Le 3 mai dernier, l’OPEP+, qui représente 40% de l’offre mondiale de brut, a annoncé une augmentation de sa production de 411 000 barils par jour (bpj) à compter du mois de juin, soit trois fois plus que ce qu’anticipaient les analystes. Cette hausse équivaut à 0,4 % de la demande mondiale. Sans surprise, l’annonce a provoqué une baisse du cours du pétrole. Le baril est brièvement passé sous la barre des 60 dollars, frôlant ses plus bas niveaux depuis quatre ans. L’OPEP+ a justifié cette décision par des « fondamentaux de marché sains ». Une explication que les analystes jugent peu crédible.
Face aux tensions commerciales récentes, source de ralentissement de la croissance mondiale, l’Agence internationale de l’énergie (AIE) a abaissé de 400 000 bpj sa prévision de demande mondiale pour la fin 2025. Par ailleurs, plusieurs producteurs non-membres de l’OPEP+, notamment les États-Unis, augmentent leur production. Avant même l’annonce du 3 mai, les prix du brut avaient déjà reculé de 25 % depuis la mi-janvier.
Conjuguer prix bas et volumes faibles est intenable pour de nombreux pays
Depuis 2016, l’OPEP+ applique des quotas stricts pour soutenir les prix. La production du groupe avait ainsi été réduite de près de 6 millions de barils par jour. En décembre dernier, l’organisation avait annoncé une diminution progressive de ces restrictions, à raison de 122 000 bpj par mois à compter d’avril. Pourtant, le cartel a désormais décidé de relever sa production de 411 000 bpj, décision confirmée pour le mois de juin. Les pays membres peuvent supporter des volumes faibles si les prix sont élevés, ou des volumes élevés si les prix sont bas. En revanche, conjuguer prix bas et volumes faibles est économiquement intenable pour de nombreux pays confrontés à des besoins budgétaires élevés.

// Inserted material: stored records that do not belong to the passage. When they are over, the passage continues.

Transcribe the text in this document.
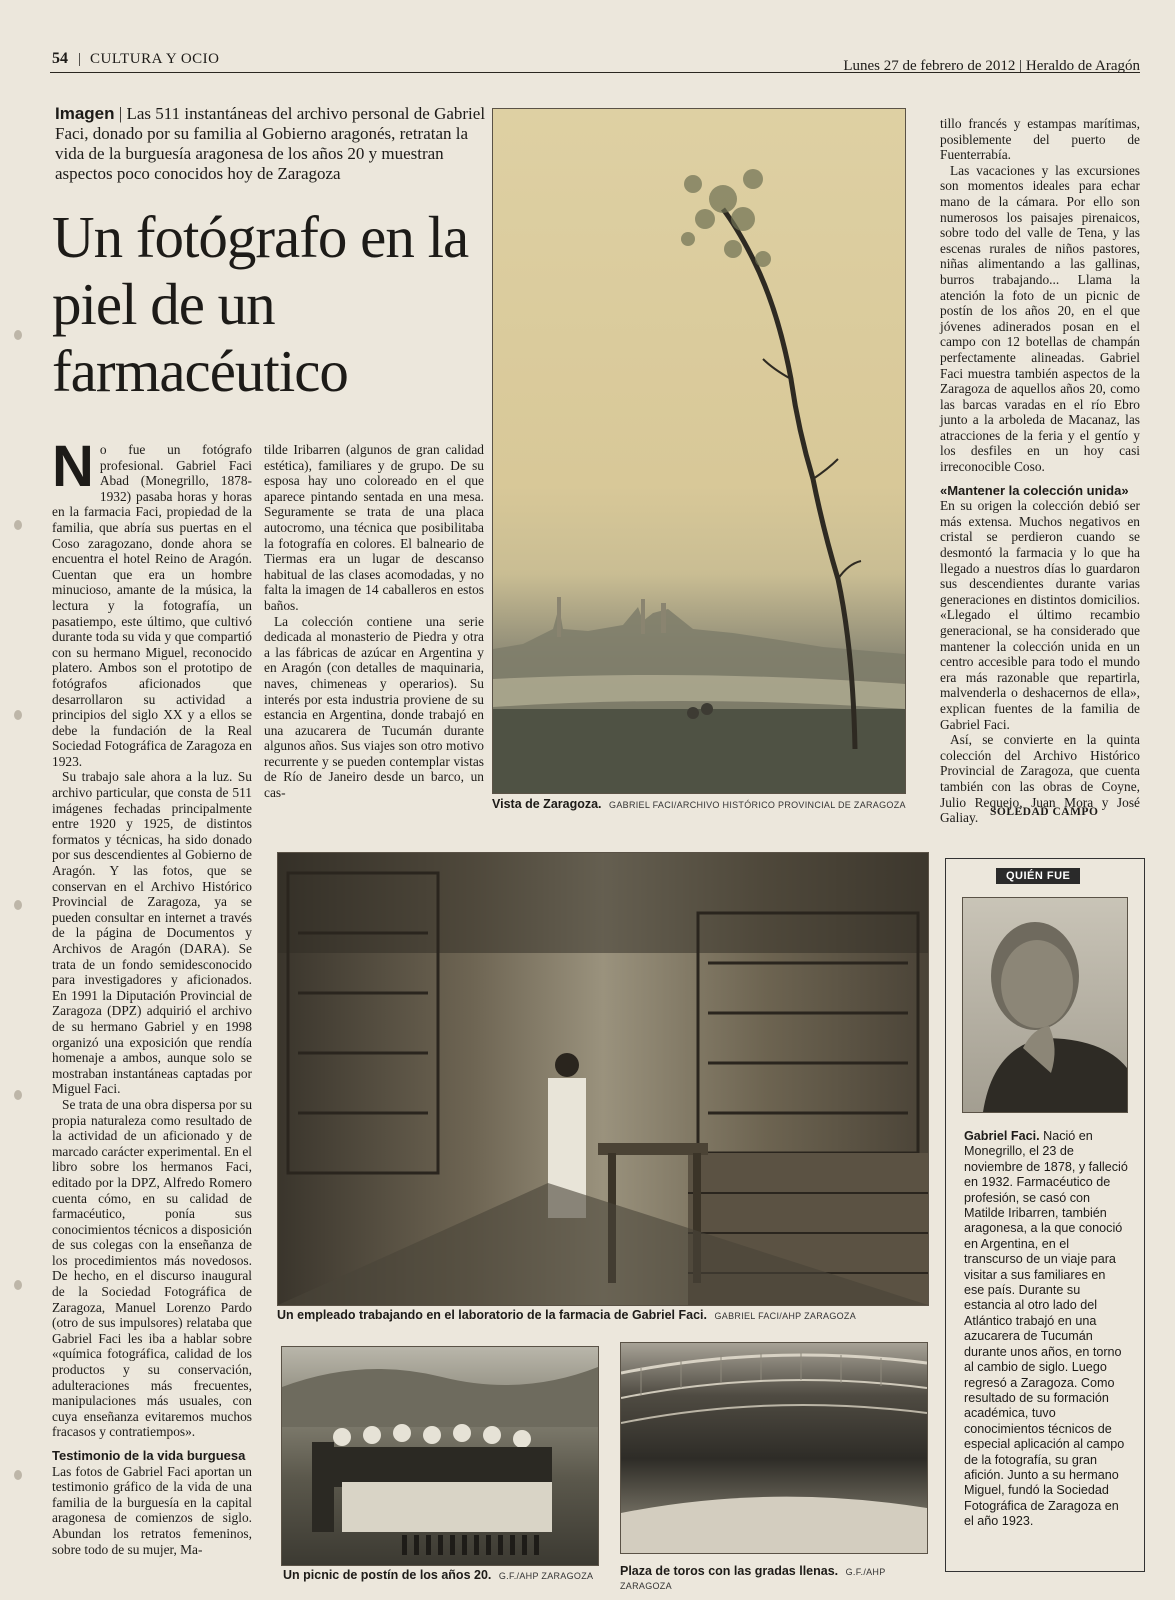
54 | CULTURA Y OCIO	Lunes 27 de febrero de 2012 | Heraldo de Aragón
Imagen | Las 511 instantáneas del archivo personal de Gabriel Faci, donado por su familia al Gobierno aragonés, retratan la vida de la burguesía aragonesa de los años 20 y muestran aspectos poco conocidos hoy de Zaragoza
Un fotógrafo en la piel de un farmacéutico
Vista de Zaragoza. GABRIEL FACI/ARCHIVO HISTÓRICO PROVINCIAL DE ZARAGOZA
N o fue un fotógrafo profesional. Gabriel Faci Abad (Monegrillo, 1878-1932) pasaba horas y horas en la farmacia Faci, propiedad de la familia, que abría sus puertas en el Coso zaragozano, donde ahora se encuentra el hotel Reino de Aragón. Cuentan que era un hombre minucioso, amante de la música, la lectura y la fotografía, un pasatiempo, este último, que cultivó durante toda su vida y que compartió con su hermano Miguel, reconocido platero. Ambos son el prototipo de fotógrafos aficionados que desarrollaron su actividad a principios del siglo XX y a ellos se debe la fundación de la Real Sociedad Fotográfica de Zaragoza en 1923.

Su trabajo sale ahora a la luz. Su archivo particular, que consta de 511 imágenes fechadas principalmente entre 1920 y 1925, de distintos formatos y técnicas, ha sido donado por sus descendientes al Gobierno de Aragón. Y las fotos, que se conservan en el Archivo Histórico Provincial de Zaragoza, ya se pueden consultar en internet a través de la página de Documentos y Archivos de Aragón (DARA). Se trata de un fondo semidesconocido para investigadores y aficionados. En 1991 la Diputación Provincial de Zaragoza (DPZ) adquirió el archivo de su hermano Gabriel y en 1998 organizó una exposición que rendía homenaje a ambos, aunque solo se mostraban instantáneas captadas por Miguel Faci.

Se trata de una obra dispersa por su propia naturaleza como resultado de la actividad de un aficionado y de marcado carácter experimental. En el libro sobre los hermanos Faci, editado por la DPZ, Alfredo Romero cuenta cómo, en su calidad de farmacéutico, ponía sus conocimientos técnicos a disposición de sus colegas con la enseñanza de los procedimientos más novedosos. De hecho, en el discurso inaugural de la Sociedad Fotográfica de Zaragoza, Manuel Lorenzo Pardo (otro de sus impulsores) relataba que Gabriel Faci les iba a hablar sobre «química fotográfica, calidad de los productos y su conservación, adulteraciones más frecuentes, manipulaciones más usuales, con cuya enseñanza evitaremos muchos fracasos y contratiempos».

Testimonio de la vida burguesa

Las fotos de Gabriel Faci aportan un testimonio gráfico de la vida de una familia de la burguesía en la capital aragonesa de comienzos de siglo. Abundan los retratos femeninos, sobre todo de su mujer, Ma-

tilde Iribarren (algunos de gran calidad estética), familiares y de grupo. De su esposa hay uno coloreado en el que aparece pintando sentada en una mesa. Seguramente se trata de una placa autocromo, una técnica que posibilitaba la fotografía en colores. El balneario de Tiermas era un lugar de descanso habitual de las clases acomodadas, y no falta la imagen de 14 caballeros en estos baños.

La colección contiene una serie dedicada al monasterio de Piedra y otra a las fábricas de azúcar en Argentina y en Aragón (con detalles de maquinaria, naves, chimeneas y operarios). Su interés por esta industria proviene de su estancia en Argentina, donde trabajó en una azucarera de Tucumán durante algunos años. Sus viajes son otro motivo recurrente y se pueden contemplar vistas de Río de Janeiro desde un barco, un cas-

tillo francés y estampas marítimas, posiblemente del puerto de Fuenterrabía.

Las vacaciones y las excursiones son momentos ideales para echar mano de la cámara. Por ello son numerosos los paisajes pirenaicos, sobre todo del valle de Tena, y las escenas rurales de niños pastores, niñas alimentando a las gallinas, burros trabajando... Llama la atención la foto de un picnic de postín de los años 20, en el que jóvenes adinerados posan en el campo con 12 botellas de champán perfectamente alineadas. Gabriel Faci muestra también aspectos de la Zaragoza de aquellos años 20, como las barcas varadas en el río Ebro junto a la arboleda de Macanaz, las atracciones de la feria y el gentío y los desfiles en un hoy casi irreconocible Coso.

«Mantener la colección unida»

En su origen la colección debió ser más extensa. Muchos negativos en cristal se perdieron cuando se desmontó la farmacia y lo que ha llegado a nuestros días lo guardaron sus descendientes durante varias generaciones en distintos domicilios. «Llegado el último recambio generacional, se ha considerado que mantener la colección unida en un centro accesible para todo el mundo era más razonable que repartirla, malvenderla o deshacernos de ella», explican fuentes de la familia de Gabriel Faci.

Así, se convierte en la quinta colección del Archivo Histórico Provincial de Zaragoza, que cuenta también con las obras de Coyne, Julio Requejo, Juan Mora y José Galiay.	SOLEDAD CAMPO
Un empleado trabajando en el laboratorio de la farmacia de Gabriel Faci. GABRIEL FACI/AHP ZARAGOZA
Un picnic de postín de los años 20. G.F./AHP ZARAGOZA	Plaza de toros con las gradas llenas. G.F./AHP ZARAGOZA
QUIÉN FUE
Gabriel Faci. Nació en Monegrillo, el 23 de noviembre de 1878, y falleció en 1932. Farmacéutico de profesión, se casó con Matilde Iribarren, también aragonesa, a la que conoció en Argentina, en el transcurso de un viaje para visitar a sus familiares en ese país. Durante su estancia al otro lado del Atlántico trabajó en una azucarera de Tucumán durante unos años, en torno al cambio de siglo. Luego regresó a Zaragoza. Como resultado de su formación académica, tuvo conocimientos técnicos de especial aplicación al campo de la fotografía, su gran afición. Junto a su hermano Miguel, fundó la Sociedad Fotográfica de Zaragoza en el año 1923.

Le poids du cartel sur les prix mondiaux tend à diminuer. Une réduction d’un million de barils par jour ne provoque plus qu’une hausse de 4 dollars du baril, contre 10 dollars en 2023 et 20 en 2022. L’OPEP+ estime donc pouvoir accroître sa production sans déclencher un effondrement brutal des cours.
Au-delà des considérations économiques, l’Arabie saoudite, chef de file du groupe, cherche à sanctionner les membres qui ne respectent pas les quotas. L’Irak, le Kazakhstan et les Émirats arabes unis ont dépassé leurs plafonds depuis des mois. Ils ont certes promis des coupes compensatoires, mais Riyad semble avoir perdu patience. Dotée d’un fonds souverain puissant et d’un accès facilité aux marchés obligataires, l’Arabie saoudite estime pouvoir mieux encaisser un choc sur les prix que ses partenaires plus vulnérables. Elle entend punir les tricheurs pour reprendre ensuite la main sur le marché. Cette stratégie a déjà été utilisée, notamment en 1986 et en 2014.
Les tricheurs plieront-ils face à l’Arabie saoudite ?
Pour l’instant, la chute des prix reste limitée : les marchés anticipent une hausse saisonnière de la demande cet été. Mais de nouvelles hausses de production, ou même des signaux en ce sens, pourraient faire chuter les prix sous les 50 dollars le baril. Un tel scénario menacerait la rentabilité du pétrole de schiste américain, fragilisant ainsi un allié stratégique des Saoudiens. Il compromettrait également les équilibres budgétaires russes, rendant plus difficile le financement de l’effort de guerre pour un autre membre de l’OPEP+.
Les tricheurs plieront-ils face à l’Arabie saoudite ? Rien n’est moins sûr. Le 23 avril dernier, Erlan Akkenzhenov, le ministre kazakh de l’Énergie, a déclaré que son pays ferait primer ses intérêts nationaux sur ceux du cartel. Et même en cas de revirement politique, la production kazakhe reste largement entre les mains de compagnies pétrolières internationales, dans un contexte où l’État contrôle peu directement les volumes extraits.
En somme, la partie de poker engagée par Riyad ne fait que commencer. En relevant sa production dans un contexte de demande affaiblie, l’Arabie saoudite ne se contente pas de jouer avec les curseurs du marché : elle impose un rapport de force, à la fois économique et politique, au sein d’un cartel fracturé. Face aux tricheurs, Riyad renoue avec une vieille tactique – provoquer la douleur pour rappeler qui tient la manette. Mais cette stratégie, efficace hier, pourrait s’avérer risquée demain. Car le monde du pétrole a changé : l’influence de l’OPEP+ s’effrite, la transition énergétique s’accélère, et les marges de manœuvre budgétaires s’amenuisent pour les pays du Golfe.